Synthesizing and Testing for New Biodegradable Scale Inhibitors

Abstract

A common production problem for oilfield operation is the formation of inorganic scale in the wellbore, surface facilities and near wellbore formation. Scale formation causes loss in production in most of the production wells mainly after water breakthrough if nothing is done to prevent the formation of scale. The most common method for preventing scale is by use of scale inhibitors. Phosphonate-based scale inhibitors (SIs) have been used in the oil industry for a long time. They have shown excellent inhibition for mainly Group II sulphate scales, but also for other SIs that contain predominating carboxylate or sulphate groups. Phosphonate gives a long squeeze treatment, because it easily binds to reservoir rocks. Most non-polymeric oilfield SIs have generally poor biodegradability, which limits their use in regions with strict environmental regions, such as in the Norwegian continent shelf (NCS).

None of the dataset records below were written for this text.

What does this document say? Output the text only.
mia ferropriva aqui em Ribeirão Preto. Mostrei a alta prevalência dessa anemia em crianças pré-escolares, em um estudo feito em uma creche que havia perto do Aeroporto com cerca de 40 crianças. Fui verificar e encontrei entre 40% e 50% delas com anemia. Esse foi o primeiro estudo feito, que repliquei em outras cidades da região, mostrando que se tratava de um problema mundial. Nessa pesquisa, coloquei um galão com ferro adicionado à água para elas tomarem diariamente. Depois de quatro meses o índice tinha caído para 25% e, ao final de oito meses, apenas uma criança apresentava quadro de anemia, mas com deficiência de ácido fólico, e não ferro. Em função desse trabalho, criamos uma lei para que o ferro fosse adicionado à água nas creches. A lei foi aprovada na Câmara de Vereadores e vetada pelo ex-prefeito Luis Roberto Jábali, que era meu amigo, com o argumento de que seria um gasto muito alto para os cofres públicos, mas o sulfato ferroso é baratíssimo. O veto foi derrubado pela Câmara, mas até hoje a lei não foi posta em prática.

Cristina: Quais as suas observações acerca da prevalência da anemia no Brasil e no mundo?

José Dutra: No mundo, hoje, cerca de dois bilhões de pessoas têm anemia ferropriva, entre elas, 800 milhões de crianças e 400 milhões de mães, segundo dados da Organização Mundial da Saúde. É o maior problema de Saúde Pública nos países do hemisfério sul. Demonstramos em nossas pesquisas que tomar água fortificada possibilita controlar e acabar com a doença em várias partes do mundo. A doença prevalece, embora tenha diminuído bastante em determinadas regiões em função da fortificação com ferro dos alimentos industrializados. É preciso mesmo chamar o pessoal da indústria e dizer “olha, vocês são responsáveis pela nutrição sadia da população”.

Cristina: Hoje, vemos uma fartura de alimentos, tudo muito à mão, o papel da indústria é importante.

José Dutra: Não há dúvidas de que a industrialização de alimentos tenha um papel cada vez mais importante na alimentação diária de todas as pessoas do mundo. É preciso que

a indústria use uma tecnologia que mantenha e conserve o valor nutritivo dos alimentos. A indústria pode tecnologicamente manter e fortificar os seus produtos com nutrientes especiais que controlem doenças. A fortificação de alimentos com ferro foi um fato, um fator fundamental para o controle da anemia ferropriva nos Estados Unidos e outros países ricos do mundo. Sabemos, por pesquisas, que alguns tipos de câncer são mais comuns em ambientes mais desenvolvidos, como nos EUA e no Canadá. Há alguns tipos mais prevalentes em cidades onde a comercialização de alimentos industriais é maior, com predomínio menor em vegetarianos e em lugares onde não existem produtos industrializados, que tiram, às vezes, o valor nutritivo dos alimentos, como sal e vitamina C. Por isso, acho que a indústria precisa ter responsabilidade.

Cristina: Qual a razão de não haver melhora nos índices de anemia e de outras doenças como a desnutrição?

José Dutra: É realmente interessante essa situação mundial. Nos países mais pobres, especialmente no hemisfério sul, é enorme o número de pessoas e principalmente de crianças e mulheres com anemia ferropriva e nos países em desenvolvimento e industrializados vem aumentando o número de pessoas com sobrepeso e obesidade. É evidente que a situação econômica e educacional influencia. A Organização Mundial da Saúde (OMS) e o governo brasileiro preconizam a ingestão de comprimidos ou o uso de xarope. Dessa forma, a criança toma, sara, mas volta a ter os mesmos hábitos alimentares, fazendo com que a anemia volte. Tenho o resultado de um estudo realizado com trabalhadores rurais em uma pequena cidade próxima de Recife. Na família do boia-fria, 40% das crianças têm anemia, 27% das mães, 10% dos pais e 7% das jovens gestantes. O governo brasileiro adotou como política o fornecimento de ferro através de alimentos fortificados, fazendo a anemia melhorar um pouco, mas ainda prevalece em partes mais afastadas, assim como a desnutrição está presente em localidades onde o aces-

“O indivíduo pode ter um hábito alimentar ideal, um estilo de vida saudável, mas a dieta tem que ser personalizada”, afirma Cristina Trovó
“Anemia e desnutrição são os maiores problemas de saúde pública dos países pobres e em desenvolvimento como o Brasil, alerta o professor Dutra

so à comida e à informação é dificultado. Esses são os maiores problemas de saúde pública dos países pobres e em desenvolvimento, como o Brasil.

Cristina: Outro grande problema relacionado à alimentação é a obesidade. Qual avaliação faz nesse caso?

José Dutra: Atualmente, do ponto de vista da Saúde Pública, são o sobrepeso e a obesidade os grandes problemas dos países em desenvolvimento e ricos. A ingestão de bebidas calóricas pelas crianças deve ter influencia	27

Green (biodegradable) scale inhibitors is on the marked today, but only scale inhibitors that is stable at low temperatures (>100℃). In this study, the focus is on making a green scale inhibitor which is stable at high temperature and high pressure formations. Seven scale inhibitors have been synthesized from mono- and bis-finitrile attached to aromatics. These SIs include one or two aminobismethylenephosphonate groups, N(CH2PO3H2)2. To investigate their performance as a SI, they have been tested for inhibition of calcium carbonate and sulphate scale, thermal stability, biodegradability in seawater, and their compatibility with calcium (Ca2+) ions. Some of the self-synthesized scale inhibitors shows acceptable to good inhibition for carbonate and sulphate scale. However, none of them where thermal stable at high temperatures. A part of this study was also to test commercial available scale inhibitors (SIs). Most of the commercial SIs showed good to excellent inhibition, and the one tested for thermal stability was stable. The biggest challenge is that neighter the self-synthesized or the commercial SIs seems to be biodegradable in seawater, according to OECD 306.